There is no sex discrimination at Tiger Towers. The 176 coed units rent from $225 a month to nonstudents and students alike, though it is located on campus. The building has laundry and game rooms, a study lounge and a main-floor reception area with a 24-inch color television. The building is ten years old but appears considerably older. The motif is school-spirit oriented: Tiger golds and Tiger blacks in rugs, decorations, accessories, etc. Kennedy said he quit using the laundry when he found that he could get his clothes a lot cleaner at a laundromat two blocks away, and that he "never did like black and gold."
Each apartment is furnished, and includes a bath and a kitchenette.

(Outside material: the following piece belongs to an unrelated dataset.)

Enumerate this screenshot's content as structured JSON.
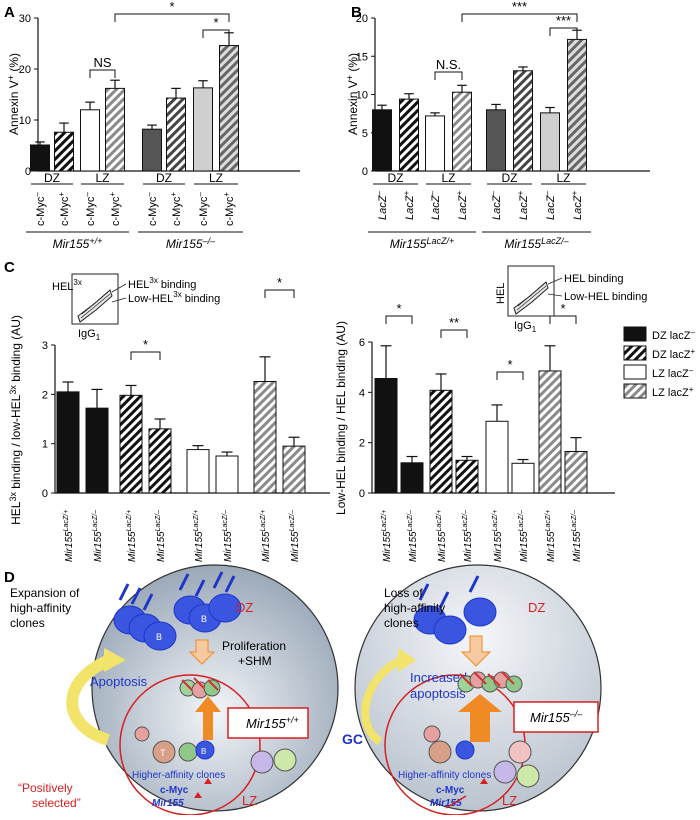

On some nights, Kennedy said, the smells of various ethnic dishes—curry, collard greens—mingle in the halls. Sometimes it is not the cooking alone. Sometimes, he says, you can get a high "just walking down the hall."
Many of the doors on the second floor are padlocked. Outside No. 124 there is a message scratched in the wall in a girl's handwriting: "Came by to see you but you weren't here—as usual. DZ." One-twenty-four is home for Danny Van Rheen, a 6'6" forward from Houston; for Scott Sims, a 6'1" guard from Kirkville, Mo.; for Kim Anderson, a 6'8" forward from Sedalia, Mo.; and for Jim Kennedy. All have been starters except Van Rheen, who is a confirmed substitute. All are juniors. All are on full scholarship. None is a zealous housekeeper.
A glowing Pabst Beer sign on one wall illuminates discarded shoes and articles of clothing, a scattering (or a collection) of empty beer cans and, in the kitchen alcove, a trash can in perpetual overflow.
Kennedy and Van Rheen are roommates, protruding from beds that are 6'2" long. Van Rheen has a quick, toothy smile and expressive eyebrows and is regarded as a botanical genius for keeping three house plants alive in a room in which interest in the environment is otherwise expressed exclusively in wall posters (a landscape, a seascape). The dressers and nightstands are littered with empty ice-milk cartons, soft-cover books by Daniel Defoe and John Wooden, throat lozenges, a can of auto touch-up paint, a tube of Preparation H, a half-empty bottle of Michelob, a Panasonic radio on top of an Emerson radio and a Wolfman mask draped over a desk lamp. An action photo of Bruce Lee in a stance suggesting imminent havoc faces the window on which a yellow-paper sign reads: "Up your binky with a chocolate winky."